Hi everyone
I just turned 26 a few months ago and recently got hired for a new job. So I'll be selecting a health insurance plan for the first time. I'm looking at the numbers and the decision seems shockingly easily to me so I wanted to run it by all of you knowledgeable folk. Actually, there are 2 HD plans and one PPO. I'm actually not sure which HD plan I should choose, but they both seem to be vastly superior to PPO.
Here are the numbers:
Highest deductible:
-deductible: 2500
-bi-monthly premium: 25 (600/year)
-HSA: 3500 max with employer contribution of 1000
-OOP Max: 5500
Middle deductible:
-deductible: 1500
-bi-monthly premium: 37.5 (900/year)
-HSA: 3500 max with employer contribution of 500
-OOP Max: 3000
PPO:
-deductible: 1000
-bi-monthly premium: 122.5 (2940/year)
-HSA: none
-OOP Max: 4750
Now let's compare:
-If I didn't have any medical expenses, I would save 300 dollars by choosing high over mid, 2040 dollars choosing mid over PPO, and 2340 by choosing high over PPO.
-Let's say I have a particularly unhealthy year. I would have to spend 2340 extra before the ppo would be equivalent to the high. Not just total expenses; there would still be copays to consider on the PPO. But there's more: My employer contributes 1000, which bumps that number up to 3340. On top of that, the HSA is tax free. Let's say I contributed the exact difference in premiums to my HSA, 2340. In my tax bracket, that 2340 would be the equivalent of 3000 post tax. That would bring the minimum extra spend required up to 4000 for the PPO plan to be merely equivalent in costs to the HD/HSA plan. (Note: I am a complete novice when it comes to taxes/insurance, so if any of this is off, please let me know!)
Some other things to consider:
-I am single and have no children
-In-general, I live a very healthy lifestyle. I exercise regularly and am quite conscious of what I eat. I don't smoke or drink. I have been to the doctor for physical illness once in the last ~4 years.
-There is a caveat here: I am dealing with 2 different injuries right now, to my foot and my wrist. I've been dealing with them for months and it's possible MRI's and physical therapy may be required. It seems like this is what could be the real different maker here, however I just in this moment realized that even if I saw this as inevitable, the mid-plan is always going to make more sense than the PPO: the mid plan's OOP max is only 60 more than the yearly premium on the PPO. When combined with employer contribution to HSA (500) and HSA tax savings (If I contribute the premium difference, that is 2040, equal to ~2600 post tax), then in a worst case scenario the mid would still cost less than the PPO. I just crunched these numbers and I feel like I must have made a mistake; it seems to me the mid plan is always cheaper than PPO? (Assuming a contribution of at least 1950 to HSA)
-I haven't crunched the numbers but it seems like the high deductible plan would still win out against the PPO too in most scenarios.

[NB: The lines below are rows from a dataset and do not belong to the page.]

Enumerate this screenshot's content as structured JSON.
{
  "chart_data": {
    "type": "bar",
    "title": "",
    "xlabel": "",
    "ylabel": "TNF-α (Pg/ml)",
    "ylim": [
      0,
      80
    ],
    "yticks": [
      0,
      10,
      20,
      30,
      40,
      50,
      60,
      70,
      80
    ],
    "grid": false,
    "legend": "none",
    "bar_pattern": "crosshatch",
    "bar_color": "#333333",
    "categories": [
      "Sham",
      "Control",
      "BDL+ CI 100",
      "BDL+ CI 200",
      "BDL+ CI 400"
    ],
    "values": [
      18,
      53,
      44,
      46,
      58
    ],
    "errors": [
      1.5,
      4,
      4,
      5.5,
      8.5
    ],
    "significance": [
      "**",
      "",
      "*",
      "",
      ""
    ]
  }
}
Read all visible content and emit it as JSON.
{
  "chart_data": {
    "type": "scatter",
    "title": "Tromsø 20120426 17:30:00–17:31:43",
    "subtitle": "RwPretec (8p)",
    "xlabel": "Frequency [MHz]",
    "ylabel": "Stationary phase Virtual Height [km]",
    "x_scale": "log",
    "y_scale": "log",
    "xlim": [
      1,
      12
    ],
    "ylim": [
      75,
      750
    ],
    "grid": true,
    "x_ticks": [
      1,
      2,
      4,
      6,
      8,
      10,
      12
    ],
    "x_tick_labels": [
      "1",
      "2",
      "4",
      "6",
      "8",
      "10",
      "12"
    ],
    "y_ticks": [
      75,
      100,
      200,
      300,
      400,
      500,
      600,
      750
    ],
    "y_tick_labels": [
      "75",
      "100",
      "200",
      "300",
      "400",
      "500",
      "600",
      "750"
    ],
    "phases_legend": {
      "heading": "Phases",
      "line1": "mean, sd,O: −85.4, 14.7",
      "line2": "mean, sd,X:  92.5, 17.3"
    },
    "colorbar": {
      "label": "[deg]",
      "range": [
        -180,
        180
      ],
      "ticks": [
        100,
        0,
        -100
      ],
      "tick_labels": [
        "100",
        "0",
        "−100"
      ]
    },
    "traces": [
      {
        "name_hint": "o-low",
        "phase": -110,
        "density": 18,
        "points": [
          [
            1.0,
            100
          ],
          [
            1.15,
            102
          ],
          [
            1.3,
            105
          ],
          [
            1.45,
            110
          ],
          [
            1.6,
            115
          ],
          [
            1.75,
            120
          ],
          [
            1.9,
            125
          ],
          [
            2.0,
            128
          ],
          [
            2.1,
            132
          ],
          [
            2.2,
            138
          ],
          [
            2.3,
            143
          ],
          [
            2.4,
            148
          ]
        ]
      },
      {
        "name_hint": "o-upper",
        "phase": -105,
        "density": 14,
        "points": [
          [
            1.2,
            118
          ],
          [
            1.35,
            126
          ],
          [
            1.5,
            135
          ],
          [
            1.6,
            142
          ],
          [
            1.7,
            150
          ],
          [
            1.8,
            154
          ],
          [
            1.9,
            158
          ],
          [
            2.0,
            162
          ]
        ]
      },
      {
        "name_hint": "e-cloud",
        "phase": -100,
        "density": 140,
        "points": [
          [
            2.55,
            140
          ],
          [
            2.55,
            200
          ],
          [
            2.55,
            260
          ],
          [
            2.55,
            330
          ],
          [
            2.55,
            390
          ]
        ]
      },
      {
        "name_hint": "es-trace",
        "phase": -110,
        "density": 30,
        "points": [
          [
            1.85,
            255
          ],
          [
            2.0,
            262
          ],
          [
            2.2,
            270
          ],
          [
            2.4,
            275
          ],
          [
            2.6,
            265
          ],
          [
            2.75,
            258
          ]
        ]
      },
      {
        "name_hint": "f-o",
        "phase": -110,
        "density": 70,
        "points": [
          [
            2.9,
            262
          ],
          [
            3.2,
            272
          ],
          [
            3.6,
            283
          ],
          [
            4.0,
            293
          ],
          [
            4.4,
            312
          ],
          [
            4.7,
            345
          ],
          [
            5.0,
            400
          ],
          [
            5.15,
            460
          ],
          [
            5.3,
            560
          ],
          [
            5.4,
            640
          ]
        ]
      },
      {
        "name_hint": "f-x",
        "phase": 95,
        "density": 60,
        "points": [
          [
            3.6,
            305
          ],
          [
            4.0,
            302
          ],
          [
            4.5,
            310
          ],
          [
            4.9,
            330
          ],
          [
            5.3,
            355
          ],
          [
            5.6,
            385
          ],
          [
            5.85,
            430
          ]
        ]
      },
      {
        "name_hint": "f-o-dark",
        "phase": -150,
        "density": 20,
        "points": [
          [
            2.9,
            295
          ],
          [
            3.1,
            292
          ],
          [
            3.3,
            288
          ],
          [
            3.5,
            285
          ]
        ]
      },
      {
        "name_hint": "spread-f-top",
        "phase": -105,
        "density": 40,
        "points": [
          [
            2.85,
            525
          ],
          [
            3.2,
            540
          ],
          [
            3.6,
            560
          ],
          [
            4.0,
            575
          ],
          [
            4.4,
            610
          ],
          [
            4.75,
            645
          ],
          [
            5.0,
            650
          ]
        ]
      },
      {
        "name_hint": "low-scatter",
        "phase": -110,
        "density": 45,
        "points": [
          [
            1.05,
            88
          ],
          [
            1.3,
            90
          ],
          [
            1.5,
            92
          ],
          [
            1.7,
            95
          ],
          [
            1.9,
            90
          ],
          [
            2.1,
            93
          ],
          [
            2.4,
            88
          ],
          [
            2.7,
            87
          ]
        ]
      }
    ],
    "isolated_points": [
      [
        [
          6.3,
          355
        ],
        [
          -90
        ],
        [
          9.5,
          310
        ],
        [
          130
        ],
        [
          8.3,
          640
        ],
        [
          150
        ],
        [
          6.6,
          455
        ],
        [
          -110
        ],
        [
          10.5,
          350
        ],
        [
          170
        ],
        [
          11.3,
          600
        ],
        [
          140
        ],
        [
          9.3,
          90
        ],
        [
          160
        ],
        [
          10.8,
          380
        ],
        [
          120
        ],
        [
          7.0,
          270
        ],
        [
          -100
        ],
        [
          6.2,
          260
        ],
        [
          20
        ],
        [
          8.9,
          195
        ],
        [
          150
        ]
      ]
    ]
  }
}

-It seems to me the only way this could come back to bite me is if I had a serious one-time medical expense (like my entire OOP max upfront), and didn't have the means to immediately cover it. This is possible, I suppose; I am planning on aggressively paying down student debt, and don't plan on having more than 1-2 grand saved in cash on-hand. Still, with a small safety buffer, I don't think I have anything to fear at my income (~85K gross). I can always use credit cards upfront and pay them off by the next paycheck or 2.
Again, I'm a real novice when it comes to taxes, health insurance, employer contributions and other benefits, etc. So I have no doubt that I'm probably missing something. It just seems like one of the high deductible plans is definitely the way to go regardless of my health. Any thoughts or comments are of course welcome.